The Cleveland, Ohio-based United Church of Christ (UCC) filed the lawsuit in March.

The plaintiffs, which also include several gay and lesbian couples who wish to marry, argue that North Carolina's 2012 voter-approved constitutional amendment limiting marriage to heterosexual couples violates the First Amendment of the U.S. Constitution. It is the first of the nearly 6 dozen marriage equality cases filed nationwide to bring First Amendment religious freedom claims.

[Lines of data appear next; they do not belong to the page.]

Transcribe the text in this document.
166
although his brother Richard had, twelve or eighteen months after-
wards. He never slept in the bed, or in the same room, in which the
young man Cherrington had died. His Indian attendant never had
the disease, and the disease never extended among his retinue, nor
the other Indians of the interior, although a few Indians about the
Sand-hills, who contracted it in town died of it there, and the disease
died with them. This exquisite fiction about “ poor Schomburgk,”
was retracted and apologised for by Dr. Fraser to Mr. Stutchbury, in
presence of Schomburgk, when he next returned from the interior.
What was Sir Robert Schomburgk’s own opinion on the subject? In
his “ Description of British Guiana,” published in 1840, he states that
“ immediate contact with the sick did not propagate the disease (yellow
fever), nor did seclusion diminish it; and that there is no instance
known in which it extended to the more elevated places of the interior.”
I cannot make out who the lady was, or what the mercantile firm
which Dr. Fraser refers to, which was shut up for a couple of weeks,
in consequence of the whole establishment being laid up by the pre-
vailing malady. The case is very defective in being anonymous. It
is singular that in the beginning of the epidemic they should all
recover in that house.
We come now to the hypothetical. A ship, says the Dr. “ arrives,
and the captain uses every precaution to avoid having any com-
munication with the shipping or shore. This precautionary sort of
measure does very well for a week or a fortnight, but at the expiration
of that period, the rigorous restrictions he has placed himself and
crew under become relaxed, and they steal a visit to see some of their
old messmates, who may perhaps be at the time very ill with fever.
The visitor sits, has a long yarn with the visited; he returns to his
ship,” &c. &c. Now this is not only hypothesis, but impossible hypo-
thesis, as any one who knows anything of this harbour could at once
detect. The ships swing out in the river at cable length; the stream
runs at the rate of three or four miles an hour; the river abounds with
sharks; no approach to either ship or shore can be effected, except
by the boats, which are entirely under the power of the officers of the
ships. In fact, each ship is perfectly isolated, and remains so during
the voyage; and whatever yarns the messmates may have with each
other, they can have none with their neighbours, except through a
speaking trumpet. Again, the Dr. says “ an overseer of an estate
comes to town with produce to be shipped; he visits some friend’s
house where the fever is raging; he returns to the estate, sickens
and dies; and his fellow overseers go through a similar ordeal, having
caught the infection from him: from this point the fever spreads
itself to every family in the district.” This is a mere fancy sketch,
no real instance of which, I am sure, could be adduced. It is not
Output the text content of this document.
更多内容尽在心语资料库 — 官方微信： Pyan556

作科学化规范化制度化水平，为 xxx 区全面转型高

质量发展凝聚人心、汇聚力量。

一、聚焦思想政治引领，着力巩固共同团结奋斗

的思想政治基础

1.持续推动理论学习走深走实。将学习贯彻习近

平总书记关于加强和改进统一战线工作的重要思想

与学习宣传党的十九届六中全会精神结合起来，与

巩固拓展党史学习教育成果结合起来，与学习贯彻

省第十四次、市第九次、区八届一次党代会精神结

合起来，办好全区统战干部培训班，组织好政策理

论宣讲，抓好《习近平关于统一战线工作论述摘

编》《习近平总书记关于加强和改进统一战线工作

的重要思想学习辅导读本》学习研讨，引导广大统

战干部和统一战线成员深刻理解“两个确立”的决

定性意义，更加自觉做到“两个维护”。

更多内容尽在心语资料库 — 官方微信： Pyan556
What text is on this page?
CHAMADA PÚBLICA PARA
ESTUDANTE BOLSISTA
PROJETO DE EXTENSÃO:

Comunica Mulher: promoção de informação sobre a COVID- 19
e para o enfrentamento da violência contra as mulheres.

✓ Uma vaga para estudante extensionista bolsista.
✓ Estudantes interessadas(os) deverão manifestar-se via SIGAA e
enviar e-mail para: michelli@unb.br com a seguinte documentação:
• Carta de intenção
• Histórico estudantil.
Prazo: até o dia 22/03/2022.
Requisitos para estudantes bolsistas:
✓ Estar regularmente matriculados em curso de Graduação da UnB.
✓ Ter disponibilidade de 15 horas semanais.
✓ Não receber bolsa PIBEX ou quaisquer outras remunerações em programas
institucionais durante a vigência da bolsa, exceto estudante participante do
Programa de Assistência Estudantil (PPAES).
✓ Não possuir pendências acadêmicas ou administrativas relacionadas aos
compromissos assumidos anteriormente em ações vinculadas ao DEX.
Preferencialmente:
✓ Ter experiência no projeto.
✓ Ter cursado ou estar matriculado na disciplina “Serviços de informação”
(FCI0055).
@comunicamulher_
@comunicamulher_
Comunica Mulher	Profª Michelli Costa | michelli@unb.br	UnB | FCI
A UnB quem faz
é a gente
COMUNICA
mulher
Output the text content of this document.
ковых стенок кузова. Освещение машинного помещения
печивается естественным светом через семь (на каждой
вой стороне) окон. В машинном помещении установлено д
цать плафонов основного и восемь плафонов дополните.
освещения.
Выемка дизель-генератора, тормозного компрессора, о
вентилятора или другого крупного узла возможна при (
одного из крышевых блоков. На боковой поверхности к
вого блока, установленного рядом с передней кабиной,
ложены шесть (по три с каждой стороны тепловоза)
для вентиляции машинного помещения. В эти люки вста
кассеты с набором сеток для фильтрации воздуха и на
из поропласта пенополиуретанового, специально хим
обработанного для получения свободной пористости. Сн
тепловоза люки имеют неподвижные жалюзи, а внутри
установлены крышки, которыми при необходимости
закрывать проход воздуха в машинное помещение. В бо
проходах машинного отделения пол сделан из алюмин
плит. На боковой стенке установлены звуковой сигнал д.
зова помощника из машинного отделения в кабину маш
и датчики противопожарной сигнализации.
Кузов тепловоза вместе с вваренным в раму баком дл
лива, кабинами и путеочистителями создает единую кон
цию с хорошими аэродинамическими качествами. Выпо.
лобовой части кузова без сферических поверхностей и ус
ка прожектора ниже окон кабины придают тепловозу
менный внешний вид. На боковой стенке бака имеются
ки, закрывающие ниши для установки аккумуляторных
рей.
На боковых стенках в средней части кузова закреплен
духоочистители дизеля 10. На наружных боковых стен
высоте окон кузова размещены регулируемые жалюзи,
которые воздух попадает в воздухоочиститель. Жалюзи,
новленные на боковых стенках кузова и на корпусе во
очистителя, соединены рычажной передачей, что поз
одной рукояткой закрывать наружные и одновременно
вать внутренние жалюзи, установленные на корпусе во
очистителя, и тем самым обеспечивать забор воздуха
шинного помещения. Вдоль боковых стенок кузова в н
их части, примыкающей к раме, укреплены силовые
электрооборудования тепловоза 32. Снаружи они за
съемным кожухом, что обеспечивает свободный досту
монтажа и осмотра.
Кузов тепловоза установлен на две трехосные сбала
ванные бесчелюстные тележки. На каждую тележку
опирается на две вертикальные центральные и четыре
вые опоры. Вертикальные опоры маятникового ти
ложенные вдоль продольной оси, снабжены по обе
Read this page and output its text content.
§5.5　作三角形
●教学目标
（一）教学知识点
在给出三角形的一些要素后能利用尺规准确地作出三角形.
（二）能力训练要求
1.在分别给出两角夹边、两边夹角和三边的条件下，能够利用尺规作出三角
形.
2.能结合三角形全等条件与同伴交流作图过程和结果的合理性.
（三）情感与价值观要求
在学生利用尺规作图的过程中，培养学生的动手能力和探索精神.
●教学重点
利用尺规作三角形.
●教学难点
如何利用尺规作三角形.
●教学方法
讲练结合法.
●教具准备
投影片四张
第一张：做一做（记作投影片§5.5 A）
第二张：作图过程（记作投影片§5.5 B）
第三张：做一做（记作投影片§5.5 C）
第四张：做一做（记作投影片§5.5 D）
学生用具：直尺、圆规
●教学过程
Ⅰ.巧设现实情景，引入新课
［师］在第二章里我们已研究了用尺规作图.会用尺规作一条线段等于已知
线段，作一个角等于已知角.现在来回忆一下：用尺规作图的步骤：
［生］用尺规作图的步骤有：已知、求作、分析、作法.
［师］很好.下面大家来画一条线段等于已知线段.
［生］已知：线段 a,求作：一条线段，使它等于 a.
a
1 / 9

“A stay of all proceedings pending the United States Court of Appeals for the Fourth Circuit's opinion in Bostic v. Schaefer is appropriate in lieu of the requested injunction,” the state argued in a filing Tuesday. “In that case, the Fourth Circuit is considering arguments that are similar to Plaintiffs' claims.”

A three judge panel of the U.S. Fourth Circuit Court of Appeals in Richmond heard arguments in Bostic v. Schaefer on May 13.

The Fourth Circuit holds appellate jurisdiction over district courts in Virginia and North Carolina.

North Carolina filed its request on the same day that a federal judge put a similar case challenging West Virginia's ban on hold pending the outcome of Bostic.

(Related: Judge puts hold on case challenging West Virginia's gay marriage ban.)

In response to plaintiffs' request for the court to rule on the matter, North Carolina officials argued that “the motion for preliminary injunction should be denied because the injunction sought by Plaintiffs will significantly alter the status quo.”

According to gay weekly Q Notes, the court is expected to respond by June 23.